Bruce Sterling is one of the key figures from the cyberpunk phase of SF. In a way, that term is misleading - unlike punk music, cyberpunk is an intellectual take on the genre - it just had the kind of spiky edginess we associate with the music. The only Sterling I'd read before was The Difference Engine, his alternate Victorian steampunk collaboration with William Gibson, but the novel Schismatrix, along with a handful of short stories in the same future included in this collection, has a solidly future setting.

In Sterling's strangely sterile future, the interesting societies are all based in space habitats - some circumlunar, others extending to the outer planets. Earth itself is left to a regimented society that has abandoned advancement. There are multiple, splintered societies, though many are either Shapers, who use genetic/biological modifications to produce enhanced humans and Mechanists who take the cyborg route.

The storyline itself is relatively simple - what explodes in complexity is the plethora of cultural groupings and cliques, and the different degrees to which humans are leaving their humanity behind, in some cases to extreme levels that are both repulsive and fascinating. Sterling also brings in a number of alien species - one having a major role to play throughout and another featuring in one of the short stories. These aren't really stories where you get heavily invested with the main characters, but rather with society as a whole.
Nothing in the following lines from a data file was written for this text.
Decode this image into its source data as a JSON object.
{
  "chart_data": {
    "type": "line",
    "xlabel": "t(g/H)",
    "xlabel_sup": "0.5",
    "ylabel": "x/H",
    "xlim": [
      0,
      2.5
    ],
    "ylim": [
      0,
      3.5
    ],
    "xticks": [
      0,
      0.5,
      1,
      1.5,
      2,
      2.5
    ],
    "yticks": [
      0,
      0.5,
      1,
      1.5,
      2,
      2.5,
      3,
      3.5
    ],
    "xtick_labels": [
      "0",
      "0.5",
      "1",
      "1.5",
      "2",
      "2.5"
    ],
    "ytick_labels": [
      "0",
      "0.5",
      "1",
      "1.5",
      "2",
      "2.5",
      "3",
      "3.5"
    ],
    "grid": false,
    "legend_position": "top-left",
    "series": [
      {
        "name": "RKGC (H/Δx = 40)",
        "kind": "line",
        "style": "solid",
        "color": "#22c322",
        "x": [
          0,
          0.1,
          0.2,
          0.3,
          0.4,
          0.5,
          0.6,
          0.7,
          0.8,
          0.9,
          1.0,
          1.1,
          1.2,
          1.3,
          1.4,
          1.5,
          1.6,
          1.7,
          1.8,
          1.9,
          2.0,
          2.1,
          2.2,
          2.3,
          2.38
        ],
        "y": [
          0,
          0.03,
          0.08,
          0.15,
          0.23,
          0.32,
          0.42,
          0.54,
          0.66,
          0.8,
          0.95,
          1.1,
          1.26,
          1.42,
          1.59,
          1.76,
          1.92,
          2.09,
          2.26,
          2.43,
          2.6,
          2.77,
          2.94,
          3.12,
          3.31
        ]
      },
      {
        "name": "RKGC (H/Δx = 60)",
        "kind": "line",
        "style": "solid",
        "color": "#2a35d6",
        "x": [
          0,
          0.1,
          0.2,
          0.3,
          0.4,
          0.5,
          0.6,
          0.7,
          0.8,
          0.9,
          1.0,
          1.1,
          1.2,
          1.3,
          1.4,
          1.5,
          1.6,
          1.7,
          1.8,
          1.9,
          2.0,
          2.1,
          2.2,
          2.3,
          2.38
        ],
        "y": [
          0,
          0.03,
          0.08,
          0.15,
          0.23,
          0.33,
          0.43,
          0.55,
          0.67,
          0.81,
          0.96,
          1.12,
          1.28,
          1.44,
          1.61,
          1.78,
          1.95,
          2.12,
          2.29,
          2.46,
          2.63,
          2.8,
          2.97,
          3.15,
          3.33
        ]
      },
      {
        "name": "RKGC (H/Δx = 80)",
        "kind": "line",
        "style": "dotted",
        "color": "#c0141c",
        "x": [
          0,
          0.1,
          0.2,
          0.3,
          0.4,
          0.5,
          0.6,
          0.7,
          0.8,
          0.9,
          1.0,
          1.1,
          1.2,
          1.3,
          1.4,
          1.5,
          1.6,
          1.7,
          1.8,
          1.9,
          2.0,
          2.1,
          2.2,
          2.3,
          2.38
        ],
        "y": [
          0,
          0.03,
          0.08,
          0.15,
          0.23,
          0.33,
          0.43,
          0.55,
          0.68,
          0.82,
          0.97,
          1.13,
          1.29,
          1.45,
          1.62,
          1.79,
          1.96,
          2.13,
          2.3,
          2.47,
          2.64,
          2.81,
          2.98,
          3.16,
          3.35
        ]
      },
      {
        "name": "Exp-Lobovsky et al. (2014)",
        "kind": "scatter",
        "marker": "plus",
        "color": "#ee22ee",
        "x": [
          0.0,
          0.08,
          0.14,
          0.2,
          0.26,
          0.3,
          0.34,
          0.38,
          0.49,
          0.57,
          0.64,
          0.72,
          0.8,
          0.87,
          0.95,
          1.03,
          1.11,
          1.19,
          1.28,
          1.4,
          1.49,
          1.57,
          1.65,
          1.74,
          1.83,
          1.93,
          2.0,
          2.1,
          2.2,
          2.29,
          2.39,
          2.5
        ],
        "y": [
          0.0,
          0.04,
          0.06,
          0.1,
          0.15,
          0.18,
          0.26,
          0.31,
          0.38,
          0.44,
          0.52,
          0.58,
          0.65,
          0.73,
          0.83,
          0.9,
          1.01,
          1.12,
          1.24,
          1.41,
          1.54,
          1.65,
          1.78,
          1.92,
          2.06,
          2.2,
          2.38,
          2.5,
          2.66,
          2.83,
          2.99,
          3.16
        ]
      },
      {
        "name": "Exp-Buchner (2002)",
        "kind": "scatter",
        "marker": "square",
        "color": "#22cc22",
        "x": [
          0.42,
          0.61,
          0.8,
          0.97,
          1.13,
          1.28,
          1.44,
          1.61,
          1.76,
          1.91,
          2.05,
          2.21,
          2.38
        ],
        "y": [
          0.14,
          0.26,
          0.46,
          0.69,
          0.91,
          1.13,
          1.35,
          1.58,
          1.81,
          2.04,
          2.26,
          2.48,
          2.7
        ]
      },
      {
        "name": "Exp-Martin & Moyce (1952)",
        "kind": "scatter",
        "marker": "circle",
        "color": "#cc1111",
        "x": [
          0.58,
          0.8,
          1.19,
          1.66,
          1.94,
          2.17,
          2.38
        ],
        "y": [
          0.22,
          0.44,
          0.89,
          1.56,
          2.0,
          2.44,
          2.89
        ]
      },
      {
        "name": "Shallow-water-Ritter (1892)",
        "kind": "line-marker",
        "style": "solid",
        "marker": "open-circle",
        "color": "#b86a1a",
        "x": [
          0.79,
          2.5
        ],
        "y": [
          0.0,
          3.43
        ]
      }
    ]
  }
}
Occasionally the writing feels a little lazy - a couple of times it's not really clear what's happening in descriptive passages without re-reading them, and there's a major plot jump that seems rushed. But there's no doubt that Sterling throws at us a whole host of concepts, from simple genetic modification to Prigogine's views on system complexity in a dazzling but exciting manner. I might have winced at 'the dome maintained [the temperature] at 40 degrees Kelvin' (there are no degrees on the Kelvin scale), but this is science fiction at its impressive best.

I'm not sure how realistic you can consider Sterling's future to be. The biological modifications his post-humans make can be extremely far out... and the whole idea of space habitats has a flawed feel once you examine the realities of making space liveable. For that matter his future society is depressing: one where cultures seem unable to hold onto any stability for more than tens of years, and often are distinctly superficial. But it's a great ride.